Es gibt viele Wahrheiten, in jedem von uns. Nicht nur die eine, die Sichtbare, die wir gerne allen zeigen.
Nein, es gibt auch die, die wir den halben Tag zu verstecken versuchen. Die Seiten, die zu verstecken uns an manchen Tagen so viel Energie abverlangen, dass wir kaum noch Energie für andere Dinge aufbringen.
Ich bin nun 36 Jahre alt, und ehrlich gesagt habe ich einfach keine Lust mehr, meine Energie zu verschwenden, um die Seiten, die ich nicht gerne habe, zu verstecken.

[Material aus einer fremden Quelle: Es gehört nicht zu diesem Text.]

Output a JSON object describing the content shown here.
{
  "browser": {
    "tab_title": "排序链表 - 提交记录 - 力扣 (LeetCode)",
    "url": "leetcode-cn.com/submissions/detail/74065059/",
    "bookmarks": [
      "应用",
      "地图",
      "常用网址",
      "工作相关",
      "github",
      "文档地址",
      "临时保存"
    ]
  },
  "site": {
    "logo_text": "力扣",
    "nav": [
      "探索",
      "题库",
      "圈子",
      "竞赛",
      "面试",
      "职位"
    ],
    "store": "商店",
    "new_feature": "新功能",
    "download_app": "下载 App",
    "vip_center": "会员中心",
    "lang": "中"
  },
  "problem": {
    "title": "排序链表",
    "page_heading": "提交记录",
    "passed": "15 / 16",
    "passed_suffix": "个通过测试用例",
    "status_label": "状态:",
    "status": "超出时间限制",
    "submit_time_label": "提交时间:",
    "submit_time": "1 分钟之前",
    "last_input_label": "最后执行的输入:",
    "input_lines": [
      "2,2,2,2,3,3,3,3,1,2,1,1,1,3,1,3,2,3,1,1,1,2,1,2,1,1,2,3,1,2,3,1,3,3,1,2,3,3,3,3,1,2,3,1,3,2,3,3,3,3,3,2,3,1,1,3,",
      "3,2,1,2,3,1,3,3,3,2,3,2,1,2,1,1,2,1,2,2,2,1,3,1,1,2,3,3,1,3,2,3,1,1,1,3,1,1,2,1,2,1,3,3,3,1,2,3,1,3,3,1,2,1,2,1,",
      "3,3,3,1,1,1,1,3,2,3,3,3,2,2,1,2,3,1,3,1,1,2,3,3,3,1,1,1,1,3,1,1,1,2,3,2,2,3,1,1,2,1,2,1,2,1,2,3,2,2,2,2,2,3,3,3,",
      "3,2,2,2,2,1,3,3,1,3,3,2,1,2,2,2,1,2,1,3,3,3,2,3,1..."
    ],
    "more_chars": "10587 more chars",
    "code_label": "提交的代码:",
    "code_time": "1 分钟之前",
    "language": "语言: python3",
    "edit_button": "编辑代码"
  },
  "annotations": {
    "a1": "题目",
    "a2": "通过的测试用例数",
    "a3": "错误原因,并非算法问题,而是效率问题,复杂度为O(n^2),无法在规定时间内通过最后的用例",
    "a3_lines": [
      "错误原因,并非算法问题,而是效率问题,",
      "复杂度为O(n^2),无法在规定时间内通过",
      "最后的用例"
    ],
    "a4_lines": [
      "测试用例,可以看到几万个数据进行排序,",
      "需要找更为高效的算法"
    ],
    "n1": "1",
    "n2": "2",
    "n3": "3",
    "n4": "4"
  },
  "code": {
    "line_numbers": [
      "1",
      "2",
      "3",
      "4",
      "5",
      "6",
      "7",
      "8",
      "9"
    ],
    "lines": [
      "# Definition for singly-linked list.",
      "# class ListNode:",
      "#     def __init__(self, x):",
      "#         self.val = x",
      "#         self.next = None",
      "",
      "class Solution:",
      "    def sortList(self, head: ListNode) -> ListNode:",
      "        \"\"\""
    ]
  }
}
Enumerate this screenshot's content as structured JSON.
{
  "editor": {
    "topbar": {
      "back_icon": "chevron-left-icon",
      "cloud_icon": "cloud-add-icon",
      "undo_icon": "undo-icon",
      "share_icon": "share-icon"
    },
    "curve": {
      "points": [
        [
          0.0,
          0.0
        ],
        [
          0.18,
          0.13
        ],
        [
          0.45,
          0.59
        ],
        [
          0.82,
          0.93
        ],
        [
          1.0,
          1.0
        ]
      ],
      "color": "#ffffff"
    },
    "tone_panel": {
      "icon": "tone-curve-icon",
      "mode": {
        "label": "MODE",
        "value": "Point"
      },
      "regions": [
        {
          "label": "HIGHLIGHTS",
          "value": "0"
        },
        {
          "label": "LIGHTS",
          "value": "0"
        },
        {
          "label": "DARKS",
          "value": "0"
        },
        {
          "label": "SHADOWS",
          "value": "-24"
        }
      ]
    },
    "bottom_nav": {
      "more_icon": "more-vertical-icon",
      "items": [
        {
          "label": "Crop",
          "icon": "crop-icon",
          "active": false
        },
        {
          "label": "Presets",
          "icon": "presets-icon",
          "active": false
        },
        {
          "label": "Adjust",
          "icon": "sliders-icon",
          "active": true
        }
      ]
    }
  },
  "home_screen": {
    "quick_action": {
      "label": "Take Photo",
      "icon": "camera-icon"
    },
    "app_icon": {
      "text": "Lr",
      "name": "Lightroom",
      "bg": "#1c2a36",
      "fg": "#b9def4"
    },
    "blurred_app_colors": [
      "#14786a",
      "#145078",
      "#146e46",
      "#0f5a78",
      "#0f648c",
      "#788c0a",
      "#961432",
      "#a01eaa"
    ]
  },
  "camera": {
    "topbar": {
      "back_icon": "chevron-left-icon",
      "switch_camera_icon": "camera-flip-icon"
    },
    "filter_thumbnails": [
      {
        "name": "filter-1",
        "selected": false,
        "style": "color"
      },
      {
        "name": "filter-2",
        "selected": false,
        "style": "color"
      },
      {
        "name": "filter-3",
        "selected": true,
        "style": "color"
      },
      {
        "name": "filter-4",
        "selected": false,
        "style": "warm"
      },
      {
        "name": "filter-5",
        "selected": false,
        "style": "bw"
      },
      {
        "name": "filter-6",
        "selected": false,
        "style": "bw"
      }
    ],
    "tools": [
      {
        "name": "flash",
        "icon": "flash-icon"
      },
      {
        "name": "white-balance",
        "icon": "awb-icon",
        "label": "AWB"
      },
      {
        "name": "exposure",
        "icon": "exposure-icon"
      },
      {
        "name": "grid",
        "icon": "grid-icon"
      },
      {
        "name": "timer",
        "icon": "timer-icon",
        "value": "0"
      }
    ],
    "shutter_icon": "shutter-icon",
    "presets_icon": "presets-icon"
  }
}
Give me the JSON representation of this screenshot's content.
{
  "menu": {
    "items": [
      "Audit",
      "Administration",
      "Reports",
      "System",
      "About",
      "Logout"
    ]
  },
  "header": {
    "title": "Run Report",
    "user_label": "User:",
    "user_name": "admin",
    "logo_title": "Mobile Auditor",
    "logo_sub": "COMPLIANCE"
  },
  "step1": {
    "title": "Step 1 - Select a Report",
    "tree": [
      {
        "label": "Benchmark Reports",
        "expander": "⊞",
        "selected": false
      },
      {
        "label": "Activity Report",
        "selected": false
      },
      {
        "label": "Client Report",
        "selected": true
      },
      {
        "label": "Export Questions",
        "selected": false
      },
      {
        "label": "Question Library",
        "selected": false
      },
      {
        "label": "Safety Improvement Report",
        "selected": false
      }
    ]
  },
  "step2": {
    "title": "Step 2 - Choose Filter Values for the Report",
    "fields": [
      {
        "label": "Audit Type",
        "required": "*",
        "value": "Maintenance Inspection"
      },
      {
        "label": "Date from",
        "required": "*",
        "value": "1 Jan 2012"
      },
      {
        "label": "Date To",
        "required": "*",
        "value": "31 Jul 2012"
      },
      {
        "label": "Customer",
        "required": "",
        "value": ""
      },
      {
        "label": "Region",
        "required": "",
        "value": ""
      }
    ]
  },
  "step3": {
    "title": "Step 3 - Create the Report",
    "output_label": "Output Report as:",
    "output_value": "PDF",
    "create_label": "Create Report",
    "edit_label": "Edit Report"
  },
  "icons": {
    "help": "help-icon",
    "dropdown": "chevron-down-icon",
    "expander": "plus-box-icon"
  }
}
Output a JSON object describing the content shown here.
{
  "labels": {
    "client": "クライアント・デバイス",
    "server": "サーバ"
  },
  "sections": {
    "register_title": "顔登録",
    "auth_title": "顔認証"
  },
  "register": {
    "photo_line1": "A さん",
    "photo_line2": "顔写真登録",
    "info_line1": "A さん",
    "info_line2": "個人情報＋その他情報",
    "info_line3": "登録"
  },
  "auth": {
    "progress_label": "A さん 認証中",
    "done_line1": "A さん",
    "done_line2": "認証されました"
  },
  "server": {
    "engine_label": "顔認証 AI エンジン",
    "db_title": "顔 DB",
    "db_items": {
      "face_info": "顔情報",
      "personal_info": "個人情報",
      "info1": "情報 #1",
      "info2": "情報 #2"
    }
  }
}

Darum lass mich heute ganz ehrlich sein.
Nein, Barbie bin ich keine. Ich wiege so viel, dass ich laut BMI übergewichtig bin. Ich trinke gerne zu viel. Ich esse Fleisch, und nach einem veganen Testjahr habe ich das Lachsfilet am Teller meines Gegenübers fast weggestiert.
Ich liebe es zu Lachen, und für mich gibt es nichts Schöneres, als mit einem anderen Menschen Tränen zu lachen. Leider habe ich in den letzten Jahren immer weniger gelacht. Wahrscheinlich habe ich mir keine Zeit dafür nehmen wollen, weil ja immer sonst so viel zu tun war.
Ich bin sportlich, eine Tatsache, die mir mein fünfzehnjähriges Alter Ego niemals glauben würde. Yoga, laufen, wandern, trainieren, surfen, ... all das lässt mich spüren, wo ich anfange, und wo ich ende. An Tagen, an denen ich mich ausgepowert habe, bin ich immer glücklich. Und immer soll man gar nicht sagen, das sagt mir zumindest mein Aberglaube.
Ich koche gesund, meistens regional, saisonal, bio. Am Schönsten wäre es für mich, wenn es mir leichtfallen würde, auf Fleisch zu verzichten, weil ich Tiere liebe. Schon als Teenager habe ich Geld für Greenpeace und später den VGT gesammelt.
Das häufigste Kompliment, das ich in meinem Leben bekommen habe, ist, dass ich ein Strahlen verbreite, wenn ich lache. Und bis heute ist es das Kompliment, über das ich mich am meisten freue, weil es mir zeigt, dass ich trotzdem ich älter geworden bin, noch immer da bin.
Ich spüre meinen Körper und bin sehr achtsam mit mir selbst. Für mich gab es nie einen Zweifel, dass mir mein Körper mit Schmerzen sagt, was er braucht. Und ich höre zu. Das hat uns in den letzten Jahren zu einem guten Team werden lassen. Auch wenn ich derzeit verletzt bin, manchmal passiert es einfach, so achtsam ich mit mir bin.
Ich nehme mir viel vor: Tägliche Meditation, mehr Krafttraining, weiter und schneller laufen, weniger zu trinken und zu essen, nur um am Ende der Woche klar vor Augen zu haben, dass ich meinen Vorgaben nicht entsprochen habe.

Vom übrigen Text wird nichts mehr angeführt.